The installation took me about 10 minutes. It required me to slacken the strings, place a X-brace unit inside the guitar pointing the magnets so that the ToneWood amp could attach itself to the outside back of the guitar using the suction provided. This took some adjusting and I’m not sure i’ve dialed in the optimal most optimal position but it’s close enough.Once you stick the batteries in, it’s showtime. The display screen and knobs are intuitive and the barrier to entry here is phenomenally low.

From an effects perspective , it’s really everything you need considering you are playing an acoustic guitar. All the effects come with Gain and Volume settings.

  • Hall Reverb with Decay, Pre-delay and Hi-cut settings. These settings are accessed by pressing on the knobs on the ToneWood
  • Room Reverb with Decay, Pre-delay and Hi-cut settings
  • Plate Reverb with Decay, Pre-delay and Hi-cut settings
  • Delay with Speed, Feedback and Reverb. ( Note: you are not going to sound like the The Edge on the Skrydstrup switching system anytime soon with this)
  • Tremolo with Rate, Depth and Delay
  • Leslie style tremolo with rate, depth and reverb
  • Auto-Wah with Sensitivity, Envelope , Reverb
  • Overdrive with Drive, Filter and Reverb
  • DSP Bypass to mute the processor
  • Notch Filters to Notch Low and Notch High to filter based on the frequency

There is also the ability to save effect settings based on the tweaks you make which seems useful though I’ve not really played around with it.

I’ve largely played around with the Hall and Room effects for my purpos. You can tweak this plenty but I’d like to make sure I’m not sounding “wall of sound Spector-mode” on my Cordoba for every track.

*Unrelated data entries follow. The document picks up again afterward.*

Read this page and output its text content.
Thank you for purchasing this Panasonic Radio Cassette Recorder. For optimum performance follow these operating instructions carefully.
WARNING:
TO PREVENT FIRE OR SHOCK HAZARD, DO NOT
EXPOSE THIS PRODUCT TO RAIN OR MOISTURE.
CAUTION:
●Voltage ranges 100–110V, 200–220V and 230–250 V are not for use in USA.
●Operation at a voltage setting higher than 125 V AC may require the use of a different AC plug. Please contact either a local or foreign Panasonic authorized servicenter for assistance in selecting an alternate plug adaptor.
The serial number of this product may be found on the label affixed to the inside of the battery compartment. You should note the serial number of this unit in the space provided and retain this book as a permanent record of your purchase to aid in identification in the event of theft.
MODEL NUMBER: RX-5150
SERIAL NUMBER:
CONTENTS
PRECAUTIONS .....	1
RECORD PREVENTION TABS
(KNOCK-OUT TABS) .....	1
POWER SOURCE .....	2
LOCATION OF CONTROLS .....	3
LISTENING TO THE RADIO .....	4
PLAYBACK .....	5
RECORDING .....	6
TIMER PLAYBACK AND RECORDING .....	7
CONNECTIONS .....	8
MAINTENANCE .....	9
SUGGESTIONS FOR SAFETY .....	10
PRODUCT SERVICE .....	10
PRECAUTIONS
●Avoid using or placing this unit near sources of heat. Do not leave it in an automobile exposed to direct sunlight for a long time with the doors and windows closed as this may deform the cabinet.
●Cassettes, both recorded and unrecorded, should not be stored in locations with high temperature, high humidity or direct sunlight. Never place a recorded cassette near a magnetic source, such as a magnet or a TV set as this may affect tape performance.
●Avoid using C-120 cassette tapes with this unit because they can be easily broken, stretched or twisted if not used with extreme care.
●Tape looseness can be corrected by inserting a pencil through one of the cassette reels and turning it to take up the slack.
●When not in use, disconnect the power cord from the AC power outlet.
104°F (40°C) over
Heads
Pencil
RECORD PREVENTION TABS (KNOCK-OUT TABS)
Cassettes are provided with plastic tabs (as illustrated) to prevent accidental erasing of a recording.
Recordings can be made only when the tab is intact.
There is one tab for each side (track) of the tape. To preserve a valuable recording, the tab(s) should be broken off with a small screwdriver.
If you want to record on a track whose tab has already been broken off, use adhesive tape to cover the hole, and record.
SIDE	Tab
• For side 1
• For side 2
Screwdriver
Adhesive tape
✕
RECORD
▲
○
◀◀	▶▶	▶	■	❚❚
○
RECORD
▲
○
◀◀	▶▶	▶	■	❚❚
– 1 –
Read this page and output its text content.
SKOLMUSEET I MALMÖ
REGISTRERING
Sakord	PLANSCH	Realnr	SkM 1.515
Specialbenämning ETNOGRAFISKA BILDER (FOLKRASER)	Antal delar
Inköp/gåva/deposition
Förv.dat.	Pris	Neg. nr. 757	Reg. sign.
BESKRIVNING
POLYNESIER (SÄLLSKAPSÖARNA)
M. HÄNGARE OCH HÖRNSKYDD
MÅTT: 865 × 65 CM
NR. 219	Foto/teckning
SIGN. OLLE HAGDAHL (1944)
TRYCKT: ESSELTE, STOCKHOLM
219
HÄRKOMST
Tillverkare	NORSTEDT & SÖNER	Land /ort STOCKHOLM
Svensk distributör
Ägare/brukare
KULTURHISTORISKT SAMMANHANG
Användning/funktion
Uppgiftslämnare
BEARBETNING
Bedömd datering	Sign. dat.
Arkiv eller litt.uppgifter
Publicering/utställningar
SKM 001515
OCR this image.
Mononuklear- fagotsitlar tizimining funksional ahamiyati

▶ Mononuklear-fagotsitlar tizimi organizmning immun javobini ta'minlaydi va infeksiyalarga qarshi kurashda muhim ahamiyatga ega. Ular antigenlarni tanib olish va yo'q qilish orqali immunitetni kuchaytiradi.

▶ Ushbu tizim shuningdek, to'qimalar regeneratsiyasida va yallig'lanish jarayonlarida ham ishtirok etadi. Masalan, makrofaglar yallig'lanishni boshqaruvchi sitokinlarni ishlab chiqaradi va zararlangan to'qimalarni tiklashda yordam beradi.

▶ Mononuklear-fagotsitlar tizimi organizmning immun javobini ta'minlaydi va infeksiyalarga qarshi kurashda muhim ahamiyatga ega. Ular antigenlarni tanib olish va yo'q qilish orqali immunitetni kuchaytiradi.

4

All in all, a great addition to enhance the acoustic and more than anything else, the convenience factor is amazing. It’s much more easy to optimize practice time now without switching guitars or hooking up effects racks to my Ibanez for a 10-minute session. If you want more control over ambience and soundscapes with minimal setup or complexity, this is it.

I recorded a quick demo with the Hall Reverb with Decay and Hi-cut set to default and no audio edits off the iPhone camera. The audio needs to be enhanced and it doesn’t fully do justice to the ToneWood sound. The jam is me noodling on S&G’s cover of Anji by Davey Graham. The nylon strings don’t lend to much slack in bending at all but point was to capture a small moment of a few hours testing this wonderful amp.

Note – I don’t have any affiliation with ToneWood.